Светлый фон

– В Бангладеш, – сказала она, – физический контакт – совершенно обычное дело. Мы обнимаемся, постоянно держимся за руки.

Вы можете, даже просто идя по дороге, увидеть мужчин, которые идут, держась за руки. А если кто-то заболеет – особенно кто-нибудь почтенный, вроде лидера секты в Гухолаксмипуре, – из-за беспокойства физический контакт становится лишь интенсивнее. Последователи очень любили этого человека, считали, что он близок к Богу. Когда он лежал на смертном одре, люди приходили к нему, чтобы в последний раз его коснуться или прошептать молитву ему на ухо, или протереть его тело губкой, или предложить ему глоток молока или сока.

– Это один из здешних обычаев, – объяснила Хан. – Вливать воду в рот умирающему.

Многие подходили к его постели, наклонялись к нему, давали ему воды…

– …а он постоянно кашлял, – продолжила она. – Туман был повсюду на их…

По-моему, она собиралась сказать «лицах», но я по глупости перебил ее:

– Туман?

– Ага, слюна, – ответила Хан. – Кашель. Так что слюна была… Люди сказали нам, что он кашлял, а его кашель, слюна – на телах, на руках…

На этом она замолчала, позволив мне самому достроить общую картину. Затем добавила, что мытье рук, в отличие от держания за руки, не распространенный обычай в Бангладеш. Неудачливые последователи и родственники, скорее всего, уходили с последних аудиенций, испачканные слюной преподобного, а потом терли глаза, принимали пищу грязными руками или позволяли вирусу еще каким-то способом попасть в организм. Если вы не моете руки, вам может и сок финиковой пальмы не понадобиться.

84

84

В течение трех дней я несколько раз посетил ICDDR,B. Это комплекс зданий, скрывающийся за высокой стеной в Мохакхали, районе Дакки.
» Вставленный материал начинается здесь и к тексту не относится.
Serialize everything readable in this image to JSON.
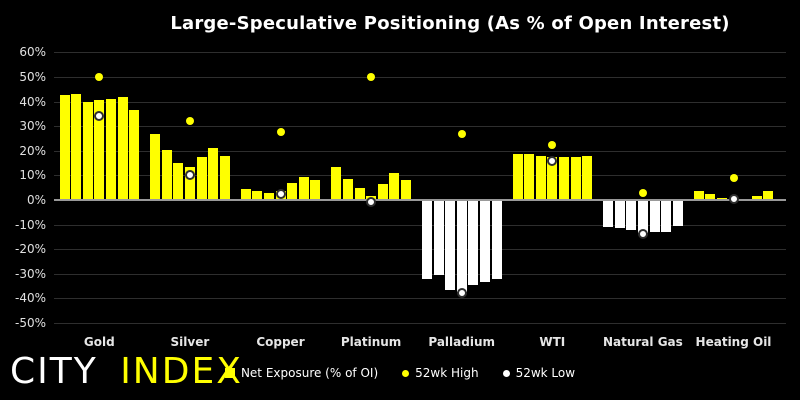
{
  "title": "Large-Speculative Positioning (As % of Open Interest)",
  "logo": {
    "city": "CITY",
    "index": "INDEX"
  },
  "legend": {
    "items": [
      {
        "label": "Net Exposure (% of OI)",
        "marker": "square",
        "color": "#ffff00"
      },
      {
        "label": "52wk High",
        "marker": "dot",
        "color": "#ffff00"
      },
      {
        "label": "52wk Low",
        "marker": "dot",
        "color": "#ffffff"
      }
    ]
  },
  "colors": {
    "background": "#000000",
    "bar_positive": "#ffff00",
    "bar_negative": "#ffffff",
    "high_dot": "#ffff00",
    "low_dot": "#ffffff",
    "low_dot_ring": "#2e2e2e",
    "gridline": "#2e2e2e",
    "zero_line": "#999999",
    "text": "#ffffff"
  },
  "chart_data": {
    "type": "bar",
    "title": "Large-Speculative Positioning (As % of Open Interest)",
    "unit": "%",
    "ylim": [
      -55,
      65
    ],
    "grid": true,
    "legend_position": "bottom",
    "bars_per_category": 7,
    "yticks": [
      {
        "value": 60,
        "label": "60%"
      },
      {
        "value": 50,
        "label": "50%"
      },
      {
        "value": 40,
        "label": "40%"
      },
      {
        "value": 30,
        "label": "30%"
      },
      {
        "value": 20,
        "label": "20%"
      },
      {
        "value": 10,
        "label": "10%"
      },
      {
        "value": 0,
        "label": "0%"
      },
      {
        "value": -10,
        "label": "-10%"
      },
      {
        "value": -20,
        "label": "-20%"
      },
      {
        "value": -30,
        "label": "-30%"
      },
      {
        "value": -40,
        "label": "-40%"
      },
      {
        "value": -50,
        "label": "-50%"
      }
    ],
    "categories": [
      "Gold",
      "Silver",
      "Copper",
      "Platinum",
      "Palladium",
      "WTI",
      "Natural Gas",
      "Heating Oil"
    ],
    "groups": [
      {
        "category": "Gold",
        "net_exposure": [
          42.5,
          43,
          40,
          40.5,
          41,
          42,
          36.5
        ],
        "high_52wk": 50,
        "low_52wk": 34
      },
      {
        "category": "Silver",
        "net_exposure": [
          27,
          20.5,
          15,
          13.5,
          17.5,
          21,
          18
        ],
        "high_52wk": 32,
        "low_52wk": 10
      },
      {
        "category": "Copper",
        "net_exposure": [
          4.5,
          3.5,
          3,
          3.5,
          7,
          9.5,
          8
        ],
        "high_52wk": 27.5,
        "low_52wk": 2.5
      },
      {
        "category": "Platinum",
        "net_exposure": [
          13.5,
          8.5,
          5,
          1.5,
          6.5,
          11,
          8
        ],
        "high_52wk": 50,
        "low_52wk": -1
      },
      {
        "category": "Palladium",
        "net_exposure": [
          -32,
          -30.5,
          -36.5,
          -37.5,
          -34.5,
          -33.5,
          -32
        ],
        "high_52wk": 27,
        "low_52wk": -38
      },
      {
        "category": "WTI",
        "net_exposure": [
          18.5,
          18.5,
          18,
          17.5,
          17.5,
          17.5,
          18
        ],
        "high_52wk": 22.5,
        "low_52wk": 16
      },
      {
        "category": "Natural Gas",
        "net_exposure": [
          -11,
          -11.5,
          -12,
          -13.5,
          -13,
          -13,
          -10.5
        ],
        "high_52wk": 3,
        "low_52wk": -14
      },
      {
        "category": "Heating Oil",
        "net_exposure": [
          3.5,
          2.5,
          1,
          0.5,
          0.5,
          1.5,
          3.5
        ],
        "high_52wk": 9,
        "low_52wk": 0.5
      }
    ]
  }
}
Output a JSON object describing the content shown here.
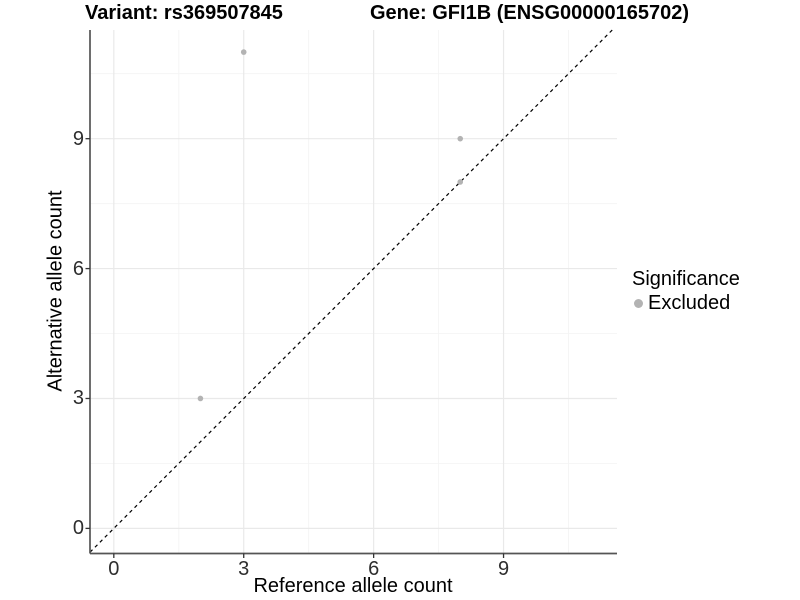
{
  "chart_data": {
    "type": "scatter",
    "titles": [
      "Variant: rs369507845",
      "Gene: GFI1B (ENSG00000165702)"
    ],
    "xlabel": "Reference allele count",
    "ylabel": "Alternative allele count",
    "xlim": [
      -0.55,
      11.62
    ],
    "ylim": [
      -0.58,
      11.51
    ],
    "xticks": [
      0,
      3,
      6,
      9
    ],
    "yticks": [
      0,
      3,
      6,
      9
    ],
    "xminor": [
      1.5,
      4.5,
      7.5,
      10.5
    ],
    "yminor": [
      1.5,
      4.5,
      7.5,
      10.5
    ],
    "grid": "major+minor",
    "reference_line": {
      "type": "identity y=x",
      "style": "dashed",
      "color": "#000000"
    },
    "series": [
      {
        "name": "Excluded",
        "color": "#b3b3b3",
        "points": [
          [
            2,
            3
          ],
          [
            3,
            11
          ],
          [
            8,
            8
          ],
          [
            8,
            9
          ]
        ]
      }
    ],
    "legend": {
      "position": "right",
      "title": "Significance",
      "items": [
        {
          "label": "Excluded",
          "color": "#b3b3b3"
        }
      ]
    }
  },
  "colors": {
    "background": "#ffffff",
    "grid_major": "#e9e9e9",
    "grid_minor": "#f4f4f4",
    "axis_line": "#555555",
    "tick_mark": "#333333",
    "point": "#b3b3b3",
    "identity_line": "#000000"
  }
}
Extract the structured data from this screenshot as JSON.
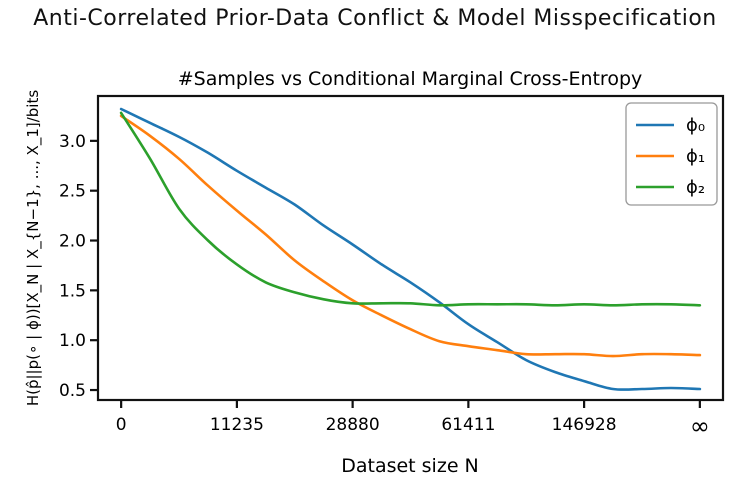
{
  "figure": {
    "suptitle": "Anti-Correlated Prior-Data Conflict & Model Misspecification"
  },
  "chart_data": {
    "type": "line",
    "title": "#Samples vs Conditional Marginal Cross-Entropy",
    "xlabel": "Dataset size N",
    "ylabel": "H(p̂||p(∘ | ϕ))[X_N | X_{N−1}, ..., X_1]/bits",
    "x_tick_labels": [
      "0",
      "11235",
      "28880",
      "61411",
      "146928",
      "∞"
    ],
    "x_tick_positions": [
      0,
      1,
      2,
      3,
      4,
      5
    ],
    "y_ticks": [
      0.5,
      1.0,
      1.5,
      2.0,
      2.5,
      3.0
    ],
    "y_tick_labels": [
      "0.5",
      "1.0",
      "1.5",
      "2.0",
      "2.5",
      "3.0"
    ],
    "xlim": [
      -0.2,
      5.2
    ],
    "ylim": [
      0.4,
      3.45
    ],
    "grid": false,
    "legend_position": "top-right",
    "x": [
      0,
      0.25,
      0.5,
      0.75,
      1.0,
      1.25,
      1.5,
      1.75,
      2.0,
      2.25,
      2.5,
      2.75,
      3.0,
      3.25,
      3.5,
      3.75,
      4.0,
      4.25,
      4.5,
      4.75,
      5.0
    ],
    "series": [
      {
        "name": "ϕ₀",
        "color": "#1f77b4",
        "values": [
          3.32,
          3.18,
          3.04,
          2.88,
          2.7,
          2.53,
          2.36,
          2.15,
          1.96,
          1.76,
          1.58,
          1.38,
          1.16,
          0.98,
          0.8,
          0.68,
          0.59,
          0.51,
          0.51,
          0.52,
          0.51
        ]
      },
      {
        "name": "ϕ₁",
        "color": "#ff7f0e",
        "values": [
          3.25,
          3.05,
          2.82,
          2.55,
          2.3,
          2.06,
          1.8,
          1.59,
          1.4,
          1.25,
          1.11,
          0.99,
          0.94,
          0.9,
          0.86,
          0.86,
          0.86,
          0.84,
          0.86,
          0.86,
          0.85
        ]
      },
      {
        "name": "ϕ₂",
        "color": "#2ca02c",
        "values": [
          3.28,
          2.82,
          2.32,
          2.0,
          1.76,
          1.58,
          1.48,
          1.41,
          1.37,
          1.37,
          1.37,
          1.35,
          1.36,
          1.36,
          1.36,
          1.35,
          1.36,
          1.35,
          1.36,
          1.36,
          1.35
        ]
      }
    ]
  }
}
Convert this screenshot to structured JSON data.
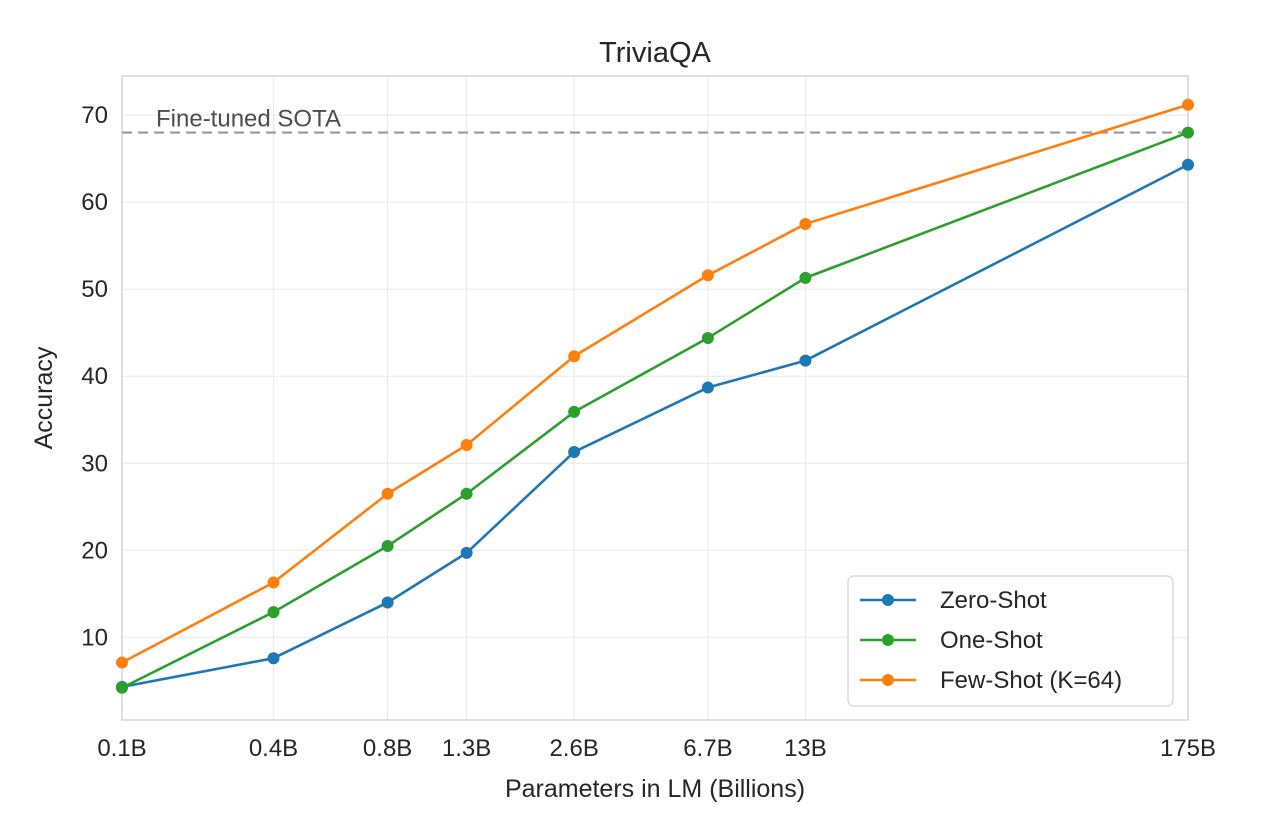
{
  "chart_data": {
    "type": "line",
    "title": "TriviaQA",
    "xlabel": "Parameters in LM (Billions)",
    "ylabel": "Accuracy",
    "x_scale": "log",
    "categories": [
      "0.1B",
      "0.4B",
      "0.8B",
      "1.3B",
      "2.6B",
      "6.7B",
      "13B",
      "175B"
    ],
    "x": [
      0.125,
      0.35,
      0.76,
      1.3,
      2.7,
      6.7,
      13,
      175
    ],
    "ylim": [
      0.5,
      74.5
    ],
    "yticks": [
      10,
      20,
      30,
      40,
      50,
      60,
      70
    ],
    "grid": true,
    "legend_position": "lower-right",
    "reference_line": {
      "label": "Fine-tuned SOTA",
      "value": 68.0,
      "color": "#999999"
    },
    "series": [
      {
        "name": "Zero-Shot",
        "color": "#1f77b4",
        "values": [
          4.3,
          7.6,
          14.0,
          19.7,
          31.3,
          38.7,
          41.8,
          64.3
        ]
      },
      {
        "name": "One-Shot",
        "color": "#2ca02c",
        "values": [
          4.2,
          12.9,
          20.5,
          26.5,
          35.9,
          44.4,
          51.3,
          68.0
        ]
      },
      {
        "name": "Few-Shot (K=64)",
        "color": "#ff7f0e",
        "values": [
          7.1,
          16.3,
          26.5,
          32.1,
          42.3,
          51.6,
          57.5,
          71.2
        ]
      }
    ]
  }
}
Кроме Хан и Гарли, я пообщался с несколькими высокопоставленными администраторами и талантливыми молодыми учеными, от которых я узнал множество точек зрения и идей, связанных с вирусом Нипах. Но самый потрясающий момент случился, когда мое такси, пробравшись через сумасшедшее дорожное движение Дакки, подъехало не к тем воротам комплекса, я оказался немного дезориентирован и в результате вошел не в ту дверь, попав не в элегантное здание, в котором располагалась исследовательская программа Стива Лаби, а в старый Холерный госпиталь.

Заботливый бангладешец, заметив, что я заблудился, спросил, куда мне нужно, и показал, куда мне идти: нужно просто пройти больницу насквозь. Охранник открыл следующую дверь и отдал мне честь. Никто не попросил меня даже назвать себя. Я оказался незваным гостем в большой открытой палате, где стояли ряды из десятков коек. Некоторые из них были пустыми, незастеленными, с матрасами из красного или зеленого винила с отверстием для больничного судна посередине: холодные, практичные, готовые принять нового пациента. На многих других койках лежали худые, костлявые, страдающие пациенты, печальные люди с коричневой кожей – кто в одиночестве, кого тихо утешали родственники. И тут в огромную палату с людьми, которые с нетерпением ждали врача, вошел я, белый человек с чемоданом. Одна женщина поймала мой взгляд, потом что-то прошептала своему ребенку, которого держала за руку, и показала на меня. На улице подобный жест мог означать ленивое любопытство или, может быть, прелюдию к выпрашиванию милостыни, но здесь он явно говорил о надежде – глубокой надежде на избавление, направленной, правда, не туда, куда нужно. Я отвел глаза и пошел дальше, отлично осознавая, что у меня нет никаких навыков, знаний, подготовки или лекарств, которые могли бы помочь этой женщине и ее ребенку – от чего мне стало еще хуже. Новые коридоры, новые двери, новые охранники, отдающие мне честь, – и я в конце концов добрался туда, куда нужно, чтобы взять новое интервью.